Tracking

Contents

Tracking#

The molflux tracking API lets you log parameters, metrics, and other output files when running your machine learning code.

Tracking API#

The productionising .tracking API lets you log a variety of artefacts associated with a given model training experiment.

At the moment, the following generic utility functions are available:

log_params()

Logs an arbitrary collection of parameters to disk as json.


from molflux.core.tracking import log_params

# params = <arbitrary key-value pairs>

log_params(params, path="out/my_params.json")

log_dataset()

Logs a dataset to disk.

from molflux.core.tracking import log_dataset

# dataset = <arbitrary dataset>

log_dataset(dataset, path="out/my_dataset.parquet")

While these will allow you to log the corresponding objects according to standardised formats and conventions:

log_pipeline_config()

Logs your pipeline config dictionary.

from molflux.core.tracking import log_pipeline_config

# config = <your-pipeline-or-training-script-config>

log_pipeline_config(config, directory="out")

log_featurised_dataset()

Logs a featurised dataset to disk.

from molflux.core.tracking import log_featurised_dataset

# dataset = <arbitrary dataset>

log_featurised_dataset(dataset, directory="out")

log_splitting_strategy()

Logs splitting strategy metadata to disk.

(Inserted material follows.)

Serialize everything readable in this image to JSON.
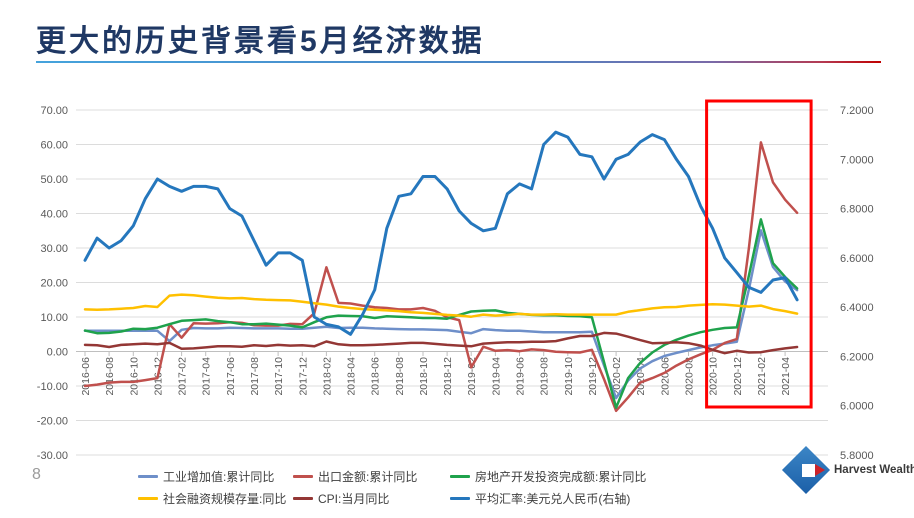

from molflux.core.tracking import log_splitting_strategy

# splitting_strategy = <arbitrary splitting strategy>

log_splitting_strategy(splitting_strategy, directory="out")

log_fold()

Logs a fold (DatasetDict) to disk.

from molflux.core.tracking import log_fold

# fold = <arbitrary fold>

log_fold(fold, directory="out")

log_model_params()

Logs your model metadata.

from molflux.core.tracking import log_model_params

# model = <your-trained-model>

log_model_params(model, directory="out")

log_scores()

Logs a nested dictionary of key-value metrics for each predictive task and for each fold.

from molflux.core.scoring import score_model
from molflux.core.tracking import log_scores

# model = <your-model>
# fold = <your-dataset-dict>
# metrics = <your-metrics>

scores = score_model(model, fold=fold, metrics=metrics)
log_scores(scores, directory="out")